Rolex Cosmograph Daytona

Rolex Cosmograph Daytona

Die Edelstahlversion der Rolex Cosmograph Daytona kostet ca. 11.300 €. Angesichts des Kultstatus, den diese Uhr bei den Sammlern genießt, ist sie kaum im Handel erhältlich, was Interessierte auf den Sekundärmarkt zwingt, auf dem ein saftiger Aufschlag gefordert wird. Die Daytona, 1963 – im selben Jahr wie die Heuer Carrera – entstanden, ist eine Hommage an die klassischen Langstreckenrennen. Sie wird geliebt für ihre Zuverlässigkeit und Ablesbarkeit – ganz zu schweigen vom Glamour, den ihr Paul Newman verliehen hat, dessen Name untrennbar mit der seltensten, wertvollsten und vielleicht unter Sammlern begehrtesten Uhr aller Zeiten verbunden ist – die Edelstahl Daytona mit dem sogenannten Exotic Dial. Keine Angst, Sammler, das Modell gibt es in mehreren „Geschmacksrichtungen“. Die Daytona in Weißgold kostet ab ca. 34.000 €; Everose-Gold mit Oyster-Band ca. 34.000 € und den Preis der Platin Version erhalten Sie auf Anfrage.

Omega Speedmaster Professional

Omega Speedmaster Professional

Omega stellte die Speedmaster bereits 1957 vor, aber erst als das Modell 1965 seine Reise ins Weltall antrat, erhielt sie den Zusatz „Professional“.

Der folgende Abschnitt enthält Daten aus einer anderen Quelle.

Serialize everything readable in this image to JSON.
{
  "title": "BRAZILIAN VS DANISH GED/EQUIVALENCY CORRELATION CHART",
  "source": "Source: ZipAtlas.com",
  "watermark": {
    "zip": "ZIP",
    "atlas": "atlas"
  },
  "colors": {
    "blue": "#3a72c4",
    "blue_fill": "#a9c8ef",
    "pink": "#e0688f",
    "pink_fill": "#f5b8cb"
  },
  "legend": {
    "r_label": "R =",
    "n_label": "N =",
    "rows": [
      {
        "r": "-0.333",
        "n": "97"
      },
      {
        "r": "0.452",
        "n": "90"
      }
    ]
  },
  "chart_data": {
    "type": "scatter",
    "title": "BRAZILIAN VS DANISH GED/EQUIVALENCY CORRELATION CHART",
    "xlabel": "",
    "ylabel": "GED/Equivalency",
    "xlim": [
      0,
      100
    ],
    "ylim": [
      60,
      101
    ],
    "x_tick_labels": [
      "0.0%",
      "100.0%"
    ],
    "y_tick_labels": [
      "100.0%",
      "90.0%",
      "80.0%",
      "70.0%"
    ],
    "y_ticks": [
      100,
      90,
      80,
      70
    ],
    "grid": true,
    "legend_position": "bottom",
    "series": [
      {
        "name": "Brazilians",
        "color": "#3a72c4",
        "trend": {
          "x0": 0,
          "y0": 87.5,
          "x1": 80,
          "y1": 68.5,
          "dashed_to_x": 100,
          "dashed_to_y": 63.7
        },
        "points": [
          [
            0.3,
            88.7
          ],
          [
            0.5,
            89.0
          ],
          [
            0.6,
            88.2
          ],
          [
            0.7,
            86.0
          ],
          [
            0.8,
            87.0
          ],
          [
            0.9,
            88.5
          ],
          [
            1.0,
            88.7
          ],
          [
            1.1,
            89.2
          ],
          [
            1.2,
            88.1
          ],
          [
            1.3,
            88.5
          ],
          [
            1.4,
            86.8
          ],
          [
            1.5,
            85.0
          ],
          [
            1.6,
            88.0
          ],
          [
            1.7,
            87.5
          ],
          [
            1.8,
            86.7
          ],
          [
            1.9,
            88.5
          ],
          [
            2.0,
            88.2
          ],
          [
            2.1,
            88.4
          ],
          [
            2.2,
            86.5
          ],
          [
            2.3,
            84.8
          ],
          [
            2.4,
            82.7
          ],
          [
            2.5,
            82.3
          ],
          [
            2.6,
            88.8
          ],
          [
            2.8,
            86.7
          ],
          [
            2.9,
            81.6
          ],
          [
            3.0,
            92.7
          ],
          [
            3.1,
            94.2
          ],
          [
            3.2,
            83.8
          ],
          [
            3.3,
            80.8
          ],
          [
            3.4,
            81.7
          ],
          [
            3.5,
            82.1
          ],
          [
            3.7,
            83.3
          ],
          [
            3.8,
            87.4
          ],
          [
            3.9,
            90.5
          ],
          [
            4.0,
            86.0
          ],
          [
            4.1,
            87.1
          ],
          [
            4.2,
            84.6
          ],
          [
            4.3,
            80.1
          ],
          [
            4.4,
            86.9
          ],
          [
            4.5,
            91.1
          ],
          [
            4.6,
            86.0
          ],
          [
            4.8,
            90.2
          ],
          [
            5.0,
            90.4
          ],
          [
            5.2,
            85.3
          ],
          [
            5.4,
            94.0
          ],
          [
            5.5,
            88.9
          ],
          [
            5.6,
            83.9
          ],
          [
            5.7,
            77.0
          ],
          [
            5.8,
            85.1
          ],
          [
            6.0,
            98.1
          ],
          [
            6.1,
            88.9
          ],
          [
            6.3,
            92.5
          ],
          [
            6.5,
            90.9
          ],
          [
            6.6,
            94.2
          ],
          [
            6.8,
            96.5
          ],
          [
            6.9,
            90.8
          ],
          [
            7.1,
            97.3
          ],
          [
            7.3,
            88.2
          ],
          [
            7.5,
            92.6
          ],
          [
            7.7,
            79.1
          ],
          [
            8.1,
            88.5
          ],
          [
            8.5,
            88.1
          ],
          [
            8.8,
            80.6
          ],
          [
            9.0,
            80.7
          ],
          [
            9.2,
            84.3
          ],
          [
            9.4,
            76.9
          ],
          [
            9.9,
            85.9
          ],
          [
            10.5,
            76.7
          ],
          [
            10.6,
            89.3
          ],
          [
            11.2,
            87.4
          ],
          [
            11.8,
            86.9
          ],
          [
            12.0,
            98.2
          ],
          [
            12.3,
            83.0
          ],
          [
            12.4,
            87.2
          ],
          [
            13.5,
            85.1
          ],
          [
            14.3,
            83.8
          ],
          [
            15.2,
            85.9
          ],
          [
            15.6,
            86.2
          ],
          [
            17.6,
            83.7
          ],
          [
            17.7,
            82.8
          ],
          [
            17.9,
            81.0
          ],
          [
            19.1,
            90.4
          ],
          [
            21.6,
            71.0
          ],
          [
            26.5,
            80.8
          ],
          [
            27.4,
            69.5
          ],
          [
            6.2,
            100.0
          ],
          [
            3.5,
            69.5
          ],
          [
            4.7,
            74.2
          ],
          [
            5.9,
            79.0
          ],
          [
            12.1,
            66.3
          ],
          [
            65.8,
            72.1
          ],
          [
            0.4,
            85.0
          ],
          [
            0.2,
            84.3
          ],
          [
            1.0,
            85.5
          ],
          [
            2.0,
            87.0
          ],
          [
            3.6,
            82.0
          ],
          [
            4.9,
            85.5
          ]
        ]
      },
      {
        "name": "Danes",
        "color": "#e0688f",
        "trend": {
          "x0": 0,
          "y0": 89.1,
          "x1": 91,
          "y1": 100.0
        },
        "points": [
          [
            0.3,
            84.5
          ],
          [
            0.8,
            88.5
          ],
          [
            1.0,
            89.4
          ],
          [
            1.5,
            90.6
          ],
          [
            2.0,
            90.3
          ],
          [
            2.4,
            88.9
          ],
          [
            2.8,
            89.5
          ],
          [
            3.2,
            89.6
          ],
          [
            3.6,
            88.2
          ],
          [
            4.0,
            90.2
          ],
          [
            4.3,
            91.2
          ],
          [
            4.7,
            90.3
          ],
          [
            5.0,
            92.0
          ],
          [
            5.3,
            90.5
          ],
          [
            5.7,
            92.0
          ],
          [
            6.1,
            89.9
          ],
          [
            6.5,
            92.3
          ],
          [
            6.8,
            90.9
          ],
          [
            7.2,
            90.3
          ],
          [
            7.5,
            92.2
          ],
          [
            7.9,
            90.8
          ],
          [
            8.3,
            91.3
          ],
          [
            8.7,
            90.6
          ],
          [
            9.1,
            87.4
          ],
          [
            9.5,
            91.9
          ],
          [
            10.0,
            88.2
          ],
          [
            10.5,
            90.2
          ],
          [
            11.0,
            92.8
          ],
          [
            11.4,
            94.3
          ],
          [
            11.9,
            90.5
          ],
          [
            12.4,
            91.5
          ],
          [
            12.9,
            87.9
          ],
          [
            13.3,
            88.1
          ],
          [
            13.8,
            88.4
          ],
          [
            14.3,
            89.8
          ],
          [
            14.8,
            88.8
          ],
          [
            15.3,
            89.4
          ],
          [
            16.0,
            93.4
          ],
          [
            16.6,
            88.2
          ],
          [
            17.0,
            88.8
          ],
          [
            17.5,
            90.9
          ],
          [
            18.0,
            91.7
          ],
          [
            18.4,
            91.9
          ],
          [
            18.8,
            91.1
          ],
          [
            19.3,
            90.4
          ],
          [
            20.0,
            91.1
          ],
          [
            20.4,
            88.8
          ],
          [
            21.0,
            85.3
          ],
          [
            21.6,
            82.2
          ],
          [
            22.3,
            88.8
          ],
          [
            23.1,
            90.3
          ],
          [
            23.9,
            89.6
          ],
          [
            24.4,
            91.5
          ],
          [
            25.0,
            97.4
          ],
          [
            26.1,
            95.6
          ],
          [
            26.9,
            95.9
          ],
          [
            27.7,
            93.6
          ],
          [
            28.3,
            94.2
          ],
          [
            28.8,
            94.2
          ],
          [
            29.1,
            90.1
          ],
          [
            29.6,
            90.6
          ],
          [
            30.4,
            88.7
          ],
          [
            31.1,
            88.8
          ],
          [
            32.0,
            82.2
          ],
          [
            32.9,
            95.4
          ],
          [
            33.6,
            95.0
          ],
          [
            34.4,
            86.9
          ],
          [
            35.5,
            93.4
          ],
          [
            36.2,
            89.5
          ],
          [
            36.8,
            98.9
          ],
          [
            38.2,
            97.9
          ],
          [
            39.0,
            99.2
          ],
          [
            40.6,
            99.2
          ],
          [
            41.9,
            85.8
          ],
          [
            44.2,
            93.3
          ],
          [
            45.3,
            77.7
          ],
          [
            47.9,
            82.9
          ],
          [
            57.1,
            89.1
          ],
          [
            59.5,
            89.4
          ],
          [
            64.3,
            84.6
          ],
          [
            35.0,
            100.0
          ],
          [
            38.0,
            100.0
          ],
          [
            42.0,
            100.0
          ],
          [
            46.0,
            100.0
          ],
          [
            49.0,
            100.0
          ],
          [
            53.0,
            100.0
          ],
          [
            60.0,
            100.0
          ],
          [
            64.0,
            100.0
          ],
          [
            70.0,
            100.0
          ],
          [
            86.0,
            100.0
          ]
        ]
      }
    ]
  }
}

Doch dann landete die Uhr im wahrsten Sinne des Wortes ihren größten Coup: Die Mondlandung. Astronaut Buzz Aldrin trug die Speedmaster, als er im Juli 1969 seinen Mondspaziergang machte – und schon hatte sie ihren Spitznamen weg: Moonwatch. Das Kaliber der Speedmaster Moonwatch Professional 42, der modernen Version aus Edelstahl mit Stahlband (ca. 4.300 €), ist praktisch das Gleiche wie dasjenige, das Aldrin auf den Mond begleitete. Sammlern wird es gefallen, dass dieser Zeitmesser in einer speziellen Moonwatch Präsentationsbox ausgeliefert wird, die ein „NATO“ Armband, ein Klettverschluss Armband, ein Werkzeug zum Wechseln des Armbandes und ein Buch über die bahnbrechende Geschichte der Speedmaster enthält.